Comment réagir sur les sites concernés ?
A Mézériat, le maire redoute le pire, car des intrusions sont constatées tous les deux ou trois mois sur l'ancien abattoir de la Bresse : "Il pourrait y avoir un mort ! Le site est extrêmement dangereux : sur place, il y a un château d'eau, des puits, des machines outils qui ont été démontées et constituent de terribles pièges en cas de chute."
Guy Dupuit se retrouve face à une impasse : le gestionnaire de la friche, un liquidateur judiciaire de Bourg-en-Bresse, n'a réussi à vendre que deux bâtiments sur un ensemble de 7 hectares qui ne trouve pas preneur. La sécurité y est particulièrement difficile à assurer : "C'est immense, le liquidataire a fait tous les aménagements demandés, mais le grillage est régulièrement coupé. Ce qu'il faudrait, c'est raser le site".
"L'Etat doit mettre la main à la poche"
Mais avec son budget d'un million et demi d'euros, la commune de 2240 habitants ne peut financer une démolition et une dépollution estimées à 8 millions d'euros... La Communauté de communes non plus. C'est du côté de l'Etat que se tourne l'édile : "J'alerte régulièrement la Préfecture. Il faut désigner une structure adéquate pour prendre en charge les travaux, mais pour le moment personne ne met la main à la poche".

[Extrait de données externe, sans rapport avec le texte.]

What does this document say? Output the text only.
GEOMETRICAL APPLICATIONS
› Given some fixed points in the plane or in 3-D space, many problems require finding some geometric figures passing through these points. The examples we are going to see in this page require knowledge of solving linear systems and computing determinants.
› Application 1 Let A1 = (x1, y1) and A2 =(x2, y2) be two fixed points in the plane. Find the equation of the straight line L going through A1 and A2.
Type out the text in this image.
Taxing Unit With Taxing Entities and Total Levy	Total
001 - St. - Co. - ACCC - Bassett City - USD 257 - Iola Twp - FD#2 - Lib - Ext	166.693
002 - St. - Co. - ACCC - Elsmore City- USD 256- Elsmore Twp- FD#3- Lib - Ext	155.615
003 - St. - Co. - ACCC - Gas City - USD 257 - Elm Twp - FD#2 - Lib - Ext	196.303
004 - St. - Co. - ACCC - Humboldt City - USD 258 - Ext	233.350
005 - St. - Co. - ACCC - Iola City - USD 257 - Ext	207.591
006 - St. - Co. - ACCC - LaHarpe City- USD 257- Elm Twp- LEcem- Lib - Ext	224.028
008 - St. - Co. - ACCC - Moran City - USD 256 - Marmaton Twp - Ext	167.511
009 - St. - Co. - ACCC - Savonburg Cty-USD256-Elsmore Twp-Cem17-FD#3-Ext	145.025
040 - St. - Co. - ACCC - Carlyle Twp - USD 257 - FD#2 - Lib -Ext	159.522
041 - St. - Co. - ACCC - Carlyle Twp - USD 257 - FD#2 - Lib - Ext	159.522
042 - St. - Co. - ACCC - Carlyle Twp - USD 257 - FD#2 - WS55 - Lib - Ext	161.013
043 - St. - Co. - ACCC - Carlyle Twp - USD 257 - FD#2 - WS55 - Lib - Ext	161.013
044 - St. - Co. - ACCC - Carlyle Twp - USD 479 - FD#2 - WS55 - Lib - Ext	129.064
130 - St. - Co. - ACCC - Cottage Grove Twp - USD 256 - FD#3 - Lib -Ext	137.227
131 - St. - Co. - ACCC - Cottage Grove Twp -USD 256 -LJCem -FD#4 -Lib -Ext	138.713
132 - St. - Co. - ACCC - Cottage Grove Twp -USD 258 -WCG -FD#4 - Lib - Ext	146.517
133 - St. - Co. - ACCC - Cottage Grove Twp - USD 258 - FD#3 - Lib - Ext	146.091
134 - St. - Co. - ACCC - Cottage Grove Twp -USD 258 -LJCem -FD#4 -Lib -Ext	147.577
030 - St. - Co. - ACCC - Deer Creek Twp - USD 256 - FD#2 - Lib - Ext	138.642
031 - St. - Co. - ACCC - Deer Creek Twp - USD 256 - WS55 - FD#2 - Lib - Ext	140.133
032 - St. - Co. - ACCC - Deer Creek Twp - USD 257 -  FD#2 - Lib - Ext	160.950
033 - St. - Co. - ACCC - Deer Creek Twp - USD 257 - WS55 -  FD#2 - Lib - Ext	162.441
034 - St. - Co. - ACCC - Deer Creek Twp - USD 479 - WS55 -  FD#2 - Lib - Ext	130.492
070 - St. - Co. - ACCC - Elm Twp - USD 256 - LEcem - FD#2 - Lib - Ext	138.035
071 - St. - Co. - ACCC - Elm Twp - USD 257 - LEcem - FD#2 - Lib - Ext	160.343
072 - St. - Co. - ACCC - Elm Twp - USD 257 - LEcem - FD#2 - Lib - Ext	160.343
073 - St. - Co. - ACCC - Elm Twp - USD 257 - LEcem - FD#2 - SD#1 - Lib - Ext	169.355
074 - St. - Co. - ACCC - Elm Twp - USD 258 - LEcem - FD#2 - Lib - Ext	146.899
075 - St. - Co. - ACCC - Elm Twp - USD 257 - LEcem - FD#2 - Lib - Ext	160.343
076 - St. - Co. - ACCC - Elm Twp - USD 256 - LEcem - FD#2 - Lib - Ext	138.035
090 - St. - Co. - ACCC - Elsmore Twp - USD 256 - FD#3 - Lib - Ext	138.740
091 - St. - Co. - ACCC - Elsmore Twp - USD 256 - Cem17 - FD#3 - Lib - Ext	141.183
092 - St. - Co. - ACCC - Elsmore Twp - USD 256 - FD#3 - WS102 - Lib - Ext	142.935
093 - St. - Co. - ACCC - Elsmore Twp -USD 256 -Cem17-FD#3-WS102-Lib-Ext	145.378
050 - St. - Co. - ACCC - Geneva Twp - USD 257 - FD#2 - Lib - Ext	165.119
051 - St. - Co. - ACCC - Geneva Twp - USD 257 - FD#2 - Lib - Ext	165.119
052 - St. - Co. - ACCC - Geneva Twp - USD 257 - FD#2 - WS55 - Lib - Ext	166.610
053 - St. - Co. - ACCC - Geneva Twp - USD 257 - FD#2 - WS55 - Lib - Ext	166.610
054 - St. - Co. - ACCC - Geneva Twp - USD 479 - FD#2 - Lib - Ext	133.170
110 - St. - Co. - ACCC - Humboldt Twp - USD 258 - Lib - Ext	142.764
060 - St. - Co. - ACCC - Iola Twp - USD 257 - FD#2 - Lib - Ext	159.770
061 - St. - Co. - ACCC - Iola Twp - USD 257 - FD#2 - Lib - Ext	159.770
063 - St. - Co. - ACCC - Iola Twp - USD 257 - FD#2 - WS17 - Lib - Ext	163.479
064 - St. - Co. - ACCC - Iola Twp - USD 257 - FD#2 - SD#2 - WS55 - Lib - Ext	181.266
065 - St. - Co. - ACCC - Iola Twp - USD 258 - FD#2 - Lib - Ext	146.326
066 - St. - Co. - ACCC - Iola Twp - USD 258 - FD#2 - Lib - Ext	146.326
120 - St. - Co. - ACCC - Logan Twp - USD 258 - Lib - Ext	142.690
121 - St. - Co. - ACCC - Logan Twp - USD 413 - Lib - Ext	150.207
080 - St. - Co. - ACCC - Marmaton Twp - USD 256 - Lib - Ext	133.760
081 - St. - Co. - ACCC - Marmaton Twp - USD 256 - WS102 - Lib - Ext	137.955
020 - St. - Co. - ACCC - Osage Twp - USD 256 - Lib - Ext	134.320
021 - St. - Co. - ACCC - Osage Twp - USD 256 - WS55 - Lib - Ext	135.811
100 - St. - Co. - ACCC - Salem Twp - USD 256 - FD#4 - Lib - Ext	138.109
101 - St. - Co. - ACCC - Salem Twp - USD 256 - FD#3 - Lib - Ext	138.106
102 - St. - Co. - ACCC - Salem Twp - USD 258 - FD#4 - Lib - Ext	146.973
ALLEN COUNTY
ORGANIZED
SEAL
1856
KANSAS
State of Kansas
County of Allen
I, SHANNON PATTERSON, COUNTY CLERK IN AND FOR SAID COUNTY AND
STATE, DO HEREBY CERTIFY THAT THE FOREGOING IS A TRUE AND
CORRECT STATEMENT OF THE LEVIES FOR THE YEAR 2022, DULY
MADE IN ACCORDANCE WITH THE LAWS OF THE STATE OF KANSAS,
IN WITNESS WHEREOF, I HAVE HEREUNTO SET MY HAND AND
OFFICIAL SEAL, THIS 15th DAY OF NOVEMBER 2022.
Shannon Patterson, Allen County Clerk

En attendant, le maire prend des mesures au cas par cas : un arrêté de péril vient d'être signé car l'enduit d'un bâtiment situé en bordure de site menace de tomber sur une habitation voisine. Une barrière a été posée, des travaux vont être entrepris pour remédier à la situation... Pas de solution définitive en vue.